Une étude récente de la Fondapol, menée par le politologue Pascal Perrineau, met en lumière une transformation significative de l’électorat du Rassemblement National (RN). Intitulée «D’un parti de protestation à un parti dominant», cette analyse détaillée explore l’évolution des soutiens au parti de Marine Le Pen durant les deux mandats d’Emmanuel Macron (2017-2027).

Historiquement, le Front National (FN) de Jean-Marie Le Pen a connu des hauts et des bas, avec des scores notables comme 10,95% aux européennes de 1984 et l’accès au second tour de la présidentielle de 2002 avec 16,9%. Cependant, l’arrivée de Marine Le Pen en 2011 a marqué le début d’une ère de croissance constante pour le parti. Les résultats électoraux successifs en témoignent : 17,9% en 2012, 21,3% en 2017, et 23,2% en 2022.

Le point culminant de cette progression a été atteint en 2024, avec un dépassement symbolique des 30% des voix. Le RN a recueilli 31,4% aux élections européennes, puis 33,2% (RN et UDR) au premier tour des élections législatives anticipées. Cette dynamique montre une forte implantation du parti, même dans des scrutins locaux où il avait auparavant moins d’influence.

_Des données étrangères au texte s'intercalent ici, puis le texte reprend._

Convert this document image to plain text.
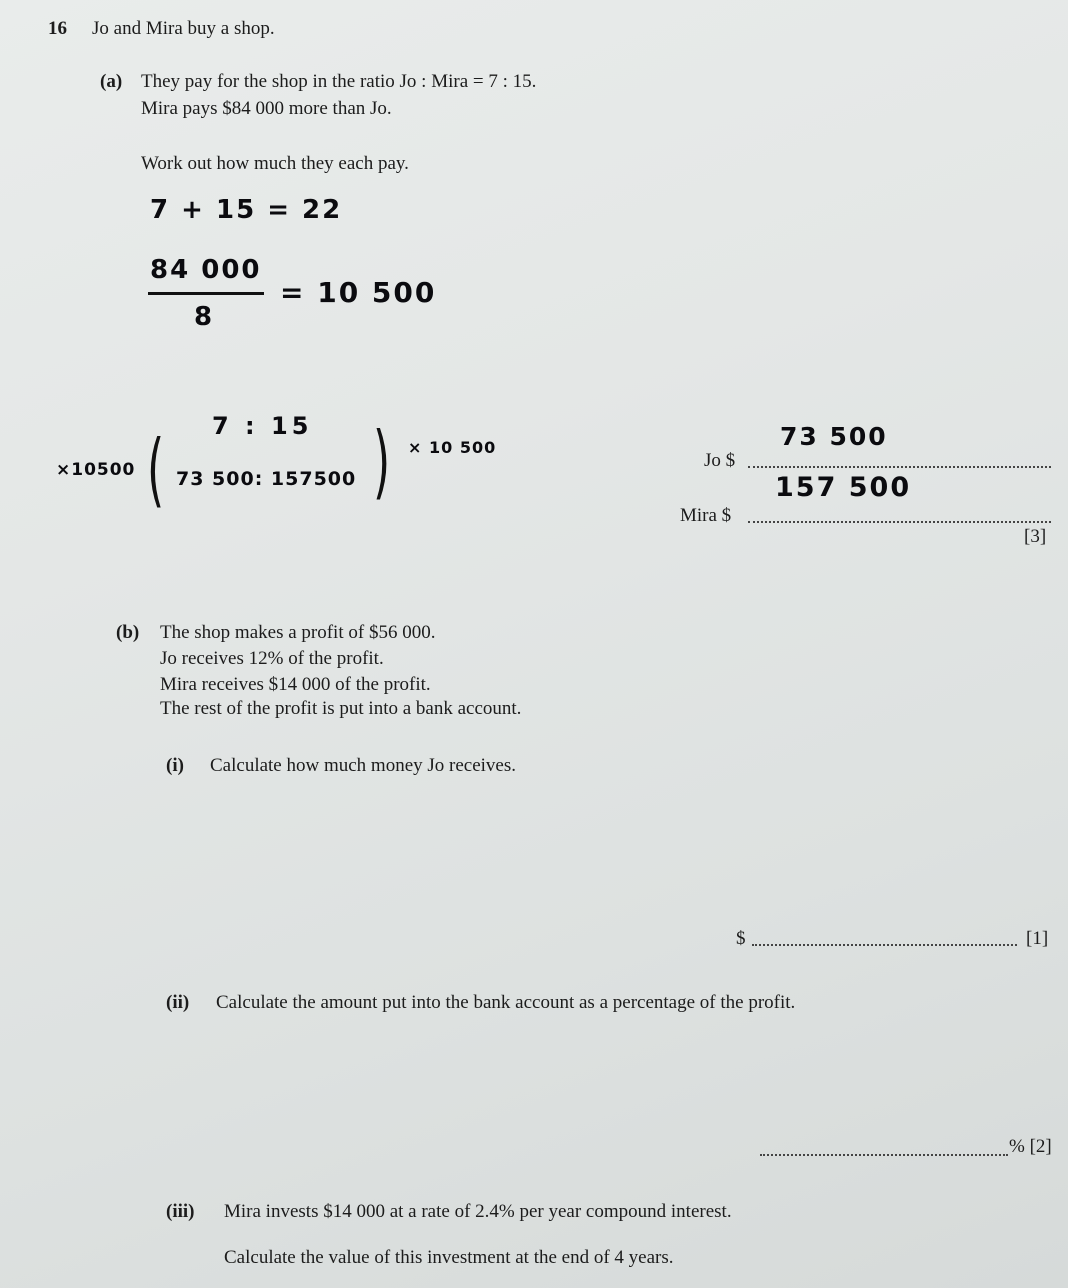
16 Jo and Mira buy a shop.
(a) They pay for the shop in the ratio Jo : Mira = 7 : 15.
Mira pays $84 000 more than Jo.
Work out how much they each pay.
7 + 15 = 22
84 000
8
= 10 500
×10500 ( 7 : 15
73 500: 157500 ) × 10 500
Jo $
73 500
Mira $
157 500
[3]
(b) The shop makes a profit of $56 000.
Jo receives 12% of the profit.
Mira receives $14 000 of the profit.
The rest of the profit is put into a bank account.
(i) Calculate how much money Jo receives.
$	[1]
(ii) Calculate the amount put into the bank account as a percentage of the profit.
% [2]
(iii) Mira invests $14 000 at a rate of 2.4% per year compound interest.
Calculate the value of this investment at the end of 4 years.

L’étude de Perrineau révèle que cette montée en puissance est alimentée par un nouvel électorat, composé notamment de personnes plus âgées et plus diplômées, traditionnellement associées à la droite. Ce phénomène, qualifié de «rupture» par certains, remet en question les schémas électoraux classiques et souligne une redéfinition des lignes politiques en France.